Weeks after the birth of her child, the writer receives a phone call informing her that her mother, who has gone missing, has hanged herself.  This memoir, like others written in the aftermath of similar trauma, is an effort to make some sense of the mother’s mental illness and horrifying death. Unlike many others, though, it is the story of a family system—and to some extent a medical system—bewildered by an illness that, even if it carried known diagnostic labels, was hard to treat effectively and meaningfully.  The short chapters alternate three kinds of narrative:  in some the writer addresses her mother; in some she recalls scenes from her own childhood, plagued by a range of symptoms and illness, and her gradual awareness of her gifted mother’s pathological imagination; in some she reproduces the transcript of a video production her mother narrated entitled “The Art of Misdiagnosis” about her own and her daughters’ medical histories. Threaded among memories of her early life are those of her very present life with a husband, older children, a new baby, a beloved sister and a father who has also suffered the effects of the mother’s psychosis at close range.  
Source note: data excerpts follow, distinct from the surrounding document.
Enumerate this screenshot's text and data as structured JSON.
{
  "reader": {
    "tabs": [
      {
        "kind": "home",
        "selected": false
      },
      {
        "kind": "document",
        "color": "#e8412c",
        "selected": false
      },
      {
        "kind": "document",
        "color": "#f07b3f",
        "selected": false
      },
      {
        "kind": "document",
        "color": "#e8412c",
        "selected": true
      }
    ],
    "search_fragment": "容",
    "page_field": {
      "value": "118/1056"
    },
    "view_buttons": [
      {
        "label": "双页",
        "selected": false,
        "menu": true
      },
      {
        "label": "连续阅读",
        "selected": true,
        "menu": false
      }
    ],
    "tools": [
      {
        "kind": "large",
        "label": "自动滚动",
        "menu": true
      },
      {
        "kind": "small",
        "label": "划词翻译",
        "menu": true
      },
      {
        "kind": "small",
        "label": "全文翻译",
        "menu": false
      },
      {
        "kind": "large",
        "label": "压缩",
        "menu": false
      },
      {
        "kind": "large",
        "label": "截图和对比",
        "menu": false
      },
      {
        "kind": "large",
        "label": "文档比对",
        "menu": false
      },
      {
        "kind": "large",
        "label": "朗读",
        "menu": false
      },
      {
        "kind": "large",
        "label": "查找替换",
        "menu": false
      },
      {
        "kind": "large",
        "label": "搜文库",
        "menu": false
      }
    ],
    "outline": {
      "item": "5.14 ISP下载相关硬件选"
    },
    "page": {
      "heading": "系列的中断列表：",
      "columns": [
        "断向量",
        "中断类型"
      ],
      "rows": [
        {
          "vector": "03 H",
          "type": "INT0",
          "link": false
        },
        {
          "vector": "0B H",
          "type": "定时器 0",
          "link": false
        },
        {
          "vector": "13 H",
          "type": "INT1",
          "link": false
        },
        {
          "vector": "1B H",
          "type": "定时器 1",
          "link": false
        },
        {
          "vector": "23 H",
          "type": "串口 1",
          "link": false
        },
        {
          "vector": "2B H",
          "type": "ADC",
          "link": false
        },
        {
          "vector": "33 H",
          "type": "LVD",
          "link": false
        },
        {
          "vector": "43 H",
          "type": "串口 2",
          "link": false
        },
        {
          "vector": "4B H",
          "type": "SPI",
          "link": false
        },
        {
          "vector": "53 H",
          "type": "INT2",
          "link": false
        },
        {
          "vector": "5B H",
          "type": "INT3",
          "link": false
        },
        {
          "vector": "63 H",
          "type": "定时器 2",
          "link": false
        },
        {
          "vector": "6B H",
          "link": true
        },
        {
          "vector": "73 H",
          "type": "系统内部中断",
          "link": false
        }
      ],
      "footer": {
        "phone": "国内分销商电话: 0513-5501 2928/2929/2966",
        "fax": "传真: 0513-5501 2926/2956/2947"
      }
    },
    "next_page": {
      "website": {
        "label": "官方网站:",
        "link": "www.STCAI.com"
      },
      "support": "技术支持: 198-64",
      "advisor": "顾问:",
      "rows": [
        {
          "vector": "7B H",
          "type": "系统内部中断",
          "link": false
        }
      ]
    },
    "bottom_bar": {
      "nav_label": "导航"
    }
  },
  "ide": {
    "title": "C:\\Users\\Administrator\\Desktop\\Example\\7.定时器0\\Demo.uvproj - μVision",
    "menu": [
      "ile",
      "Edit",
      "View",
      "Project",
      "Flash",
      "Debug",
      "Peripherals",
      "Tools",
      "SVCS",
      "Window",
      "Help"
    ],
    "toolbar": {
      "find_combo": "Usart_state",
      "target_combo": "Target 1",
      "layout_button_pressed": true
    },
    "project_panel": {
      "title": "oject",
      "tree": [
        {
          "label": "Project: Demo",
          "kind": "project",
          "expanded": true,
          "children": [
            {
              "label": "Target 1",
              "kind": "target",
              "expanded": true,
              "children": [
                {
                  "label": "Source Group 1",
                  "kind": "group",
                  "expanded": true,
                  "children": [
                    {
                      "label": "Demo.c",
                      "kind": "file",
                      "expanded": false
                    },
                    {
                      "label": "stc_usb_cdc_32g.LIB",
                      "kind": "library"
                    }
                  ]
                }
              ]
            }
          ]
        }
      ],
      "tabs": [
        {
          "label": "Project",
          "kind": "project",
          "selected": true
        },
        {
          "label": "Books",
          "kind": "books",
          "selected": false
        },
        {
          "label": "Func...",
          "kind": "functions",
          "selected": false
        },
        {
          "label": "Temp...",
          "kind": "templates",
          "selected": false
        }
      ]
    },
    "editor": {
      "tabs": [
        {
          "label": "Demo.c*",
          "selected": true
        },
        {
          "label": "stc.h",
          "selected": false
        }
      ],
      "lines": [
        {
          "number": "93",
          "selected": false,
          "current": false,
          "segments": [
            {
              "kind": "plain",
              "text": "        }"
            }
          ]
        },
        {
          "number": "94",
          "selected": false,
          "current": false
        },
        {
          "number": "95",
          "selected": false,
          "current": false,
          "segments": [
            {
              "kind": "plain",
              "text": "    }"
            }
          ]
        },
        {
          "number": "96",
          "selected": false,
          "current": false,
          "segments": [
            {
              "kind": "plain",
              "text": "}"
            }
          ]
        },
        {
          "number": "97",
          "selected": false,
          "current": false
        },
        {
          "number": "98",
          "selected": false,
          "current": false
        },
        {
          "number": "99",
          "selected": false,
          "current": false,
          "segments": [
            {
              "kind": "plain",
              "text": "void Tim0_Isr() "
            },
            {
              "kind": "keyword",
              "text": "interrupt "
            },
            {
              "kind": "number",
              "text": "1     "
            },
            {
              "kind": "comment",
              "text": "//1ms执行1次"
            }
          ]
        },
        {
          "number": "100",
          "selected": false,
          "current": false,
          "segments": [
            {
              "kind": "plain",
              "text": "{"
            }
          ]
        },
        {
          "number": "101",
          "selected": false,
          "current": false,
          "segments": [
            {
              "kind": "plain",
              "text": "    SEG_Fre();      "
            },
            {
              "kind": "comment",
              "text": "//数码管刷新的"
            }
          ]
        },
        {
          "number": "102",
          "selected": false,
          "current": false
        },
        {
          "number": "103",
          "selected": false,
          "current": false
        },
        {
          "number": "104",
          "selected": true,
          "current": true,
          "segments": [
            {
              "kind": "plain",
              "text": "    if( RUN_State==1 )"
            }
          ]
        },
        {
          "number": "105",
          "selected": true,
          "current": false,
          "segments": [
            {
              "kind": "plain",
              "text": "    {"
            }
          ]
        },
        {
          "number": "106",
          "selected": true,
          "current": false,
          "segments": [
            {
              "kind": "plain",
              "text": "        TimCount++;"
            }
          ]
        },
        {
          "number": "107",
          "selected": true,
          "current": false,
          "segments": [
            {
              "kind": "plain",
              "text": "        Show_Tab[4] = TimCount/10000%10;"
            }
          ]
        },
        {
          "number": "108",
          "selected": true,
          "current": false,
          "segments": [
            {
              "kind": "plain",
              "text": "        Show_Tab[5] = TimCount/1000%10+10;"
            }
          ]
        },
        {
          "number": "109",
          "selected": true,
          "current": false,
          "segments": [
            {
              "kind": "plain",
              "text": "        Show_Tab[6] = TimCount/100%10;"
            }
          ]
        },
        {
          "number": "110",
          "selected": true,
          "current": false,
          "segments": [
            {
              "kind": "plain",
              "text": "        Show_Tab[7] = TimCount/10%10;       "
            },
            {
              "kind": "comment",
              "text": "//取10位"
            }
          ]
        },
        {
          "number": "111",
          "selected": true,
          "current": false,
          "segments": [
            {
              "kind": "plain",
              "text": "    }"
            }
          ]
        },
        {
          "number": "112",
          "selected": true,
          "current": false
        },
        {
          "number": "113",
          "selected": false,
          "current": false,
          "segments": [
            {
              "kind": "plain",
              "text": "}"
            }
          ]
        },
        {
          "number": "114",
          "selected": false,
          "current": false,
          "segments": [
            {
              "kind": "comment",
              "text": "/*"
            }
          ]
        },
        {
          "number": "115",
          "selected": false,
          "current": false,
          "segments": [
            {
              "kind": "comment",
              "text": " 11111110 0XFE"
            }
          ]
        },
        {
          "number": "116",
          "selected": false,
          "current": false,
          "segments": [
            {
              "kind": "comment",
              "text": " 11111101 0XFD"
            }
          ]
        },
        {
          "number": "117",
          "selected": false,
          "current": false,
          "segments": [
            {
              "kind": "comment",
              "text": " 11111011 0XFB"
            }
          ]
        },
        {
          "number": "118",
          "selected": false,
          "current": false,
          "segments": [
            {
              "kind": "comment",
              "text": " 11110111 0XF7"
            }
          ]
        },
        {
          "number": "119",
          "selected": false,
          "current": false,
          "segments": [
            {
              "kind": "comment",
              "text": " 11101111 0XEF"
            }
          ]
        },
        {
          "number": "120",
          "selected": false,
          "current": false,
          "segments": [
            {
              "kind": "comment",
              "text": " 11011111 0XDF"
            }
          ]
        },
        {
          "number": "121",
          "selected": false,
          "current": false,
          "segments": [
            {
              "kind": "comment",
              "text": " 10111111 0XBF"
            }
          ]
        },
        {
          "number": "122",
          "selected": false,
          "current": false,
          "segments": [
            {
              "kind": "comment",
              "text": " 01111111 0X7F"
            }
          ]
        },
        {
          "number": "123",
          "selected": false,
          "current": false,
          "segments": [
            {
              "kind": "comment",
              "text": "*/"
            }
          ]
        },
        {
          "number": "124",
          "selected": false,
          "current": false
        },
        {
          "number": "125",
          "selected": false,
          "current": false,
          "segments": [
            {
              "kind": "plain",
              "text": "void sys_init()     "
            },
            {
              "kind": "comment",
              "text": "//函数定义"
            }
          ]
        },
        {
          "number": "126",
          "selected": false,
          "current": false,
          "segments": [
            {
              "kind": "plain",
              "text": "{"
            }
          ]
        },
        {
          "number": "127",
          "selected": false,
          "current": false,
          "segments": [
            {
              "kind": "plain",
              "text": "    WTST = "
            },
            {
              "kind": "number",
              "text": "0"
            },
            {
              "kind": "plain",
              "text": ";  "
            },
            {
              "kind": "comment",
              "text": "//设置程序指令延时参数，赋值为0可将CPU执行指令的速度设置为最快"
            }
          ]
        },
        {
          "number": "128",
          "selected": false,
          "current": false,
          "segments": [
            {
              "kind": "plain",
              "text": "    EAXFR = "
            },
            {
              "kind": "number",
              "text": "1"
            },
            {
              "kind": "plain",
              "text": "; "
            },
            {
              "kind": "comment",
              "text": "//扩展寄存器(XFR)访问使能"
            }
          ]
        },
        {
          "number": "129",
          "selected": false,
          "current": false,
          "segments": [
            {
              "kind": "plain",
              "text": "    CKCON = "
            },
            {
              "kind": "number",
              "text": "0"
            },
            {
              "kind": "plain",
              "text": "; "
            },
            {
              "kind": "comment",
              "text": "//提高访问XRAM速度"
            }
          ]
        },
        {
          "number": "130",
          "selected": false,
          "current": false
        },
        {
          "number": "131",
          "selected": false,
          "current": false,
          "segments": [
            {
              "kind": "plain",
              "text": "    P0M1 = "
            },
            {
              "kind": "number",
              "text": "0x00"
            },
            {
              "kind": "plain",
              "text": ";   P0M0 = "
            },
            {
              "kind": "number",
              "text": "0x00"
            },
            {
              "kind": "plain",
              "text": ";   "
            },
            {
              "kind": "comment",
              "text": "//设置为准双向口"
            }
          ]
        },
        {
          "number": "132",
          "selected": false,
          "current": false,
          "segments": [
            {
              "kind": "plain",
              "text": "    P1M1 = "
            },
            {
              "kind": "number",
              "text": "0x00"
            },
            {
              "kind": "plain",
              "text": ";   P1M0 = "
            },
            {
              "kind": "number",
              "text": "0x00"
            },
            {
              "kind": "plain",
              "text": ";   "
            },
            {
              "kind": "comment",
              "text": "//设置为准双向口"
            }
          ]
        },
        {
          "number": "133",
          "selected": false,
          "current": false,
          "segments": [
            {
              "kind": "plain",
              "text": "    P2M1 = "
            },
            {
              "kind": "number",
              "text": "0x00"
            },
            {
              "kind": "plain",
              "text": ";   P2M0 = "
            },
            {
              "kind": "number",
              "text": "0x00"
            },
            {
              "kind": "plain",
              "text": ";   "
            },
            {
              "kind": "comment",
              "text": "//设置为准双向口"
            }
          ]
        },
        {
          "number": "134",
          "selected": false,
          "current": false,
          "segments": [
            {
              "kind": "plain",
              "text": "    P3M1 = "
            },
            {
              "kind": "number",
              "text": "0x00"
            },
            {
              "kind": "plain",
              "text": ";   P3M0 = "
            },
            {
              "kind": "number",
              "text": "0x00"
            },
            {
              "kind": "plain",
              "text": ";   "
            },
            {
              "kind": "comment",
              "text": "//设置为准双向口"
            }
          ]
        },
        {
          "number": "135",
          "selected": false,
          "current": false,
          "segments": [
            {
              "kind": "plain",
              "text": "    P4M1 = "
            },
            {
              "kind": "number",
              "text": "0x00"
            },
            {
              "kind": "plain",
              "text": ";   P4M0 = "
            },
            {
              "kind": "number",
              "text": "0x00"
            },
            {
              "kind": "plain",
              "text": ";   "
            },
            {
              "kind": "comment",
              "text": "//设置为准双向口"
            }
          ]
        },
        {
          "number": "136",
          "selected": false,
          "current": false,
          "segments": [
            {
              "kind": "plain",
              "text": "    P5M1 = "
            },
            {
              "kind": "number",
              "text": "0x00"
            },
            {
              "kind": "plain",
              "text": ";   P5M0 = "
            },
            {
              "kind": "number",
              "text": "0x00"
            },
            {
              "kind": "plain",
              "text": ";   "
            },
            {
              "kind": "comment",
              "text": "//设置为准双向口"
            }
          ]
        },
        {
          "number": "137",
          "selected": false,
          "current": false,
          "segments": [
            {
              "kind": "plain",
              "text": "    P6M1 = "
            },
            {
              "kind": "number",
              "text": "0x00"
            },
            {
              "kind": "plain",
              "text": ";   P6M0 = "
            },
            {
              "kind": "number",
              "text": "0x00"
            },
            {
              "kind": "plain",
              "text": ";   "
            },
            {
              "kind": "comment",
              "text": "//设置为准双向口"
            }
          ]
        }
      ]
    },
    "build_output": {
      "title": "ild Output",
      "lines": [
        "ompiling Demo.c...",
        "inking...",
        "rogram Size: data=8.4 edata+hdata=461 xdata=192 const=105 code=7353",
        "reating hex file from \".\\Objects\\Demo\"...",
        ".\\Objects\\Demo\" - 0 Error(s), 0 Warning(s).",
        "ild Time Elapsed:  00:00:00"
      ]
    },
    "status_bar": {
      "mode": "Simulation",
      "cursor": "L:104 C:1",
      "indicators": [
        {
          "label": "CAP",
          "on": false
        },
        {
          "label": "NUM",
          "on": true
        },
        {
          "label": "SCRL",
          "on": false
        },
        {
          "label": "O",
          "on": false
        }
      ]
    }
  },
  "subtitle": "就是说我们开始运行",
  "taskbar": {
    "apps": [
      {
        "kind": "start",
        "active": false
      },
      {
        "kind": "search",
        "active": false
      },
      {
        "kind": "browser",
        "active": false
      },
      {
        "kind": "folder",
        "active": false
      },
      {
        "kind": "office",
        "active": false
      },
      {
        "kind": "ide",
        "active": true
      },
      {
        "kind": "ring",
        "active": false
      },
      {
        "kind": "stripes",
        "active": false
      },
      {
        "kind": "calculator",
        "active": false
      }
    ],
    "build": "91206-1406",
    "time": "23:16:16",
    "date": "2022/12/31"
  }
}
Inventive, compelling, compassionate, and honest, this book offers a thoughtful exploration of how mental illness involves the whole family, and how an artful, creative and intelligent person who is also delusional can baffle her caregivers. The discontinuous narrative contributes interestingly to the sense of dislocation the writer seeks to convey as she patches together scenes from a life lived in a chronic state of precariousness, ambivalence and uncertainty with a mother she loved but could neither fathom nor, ultimately, help.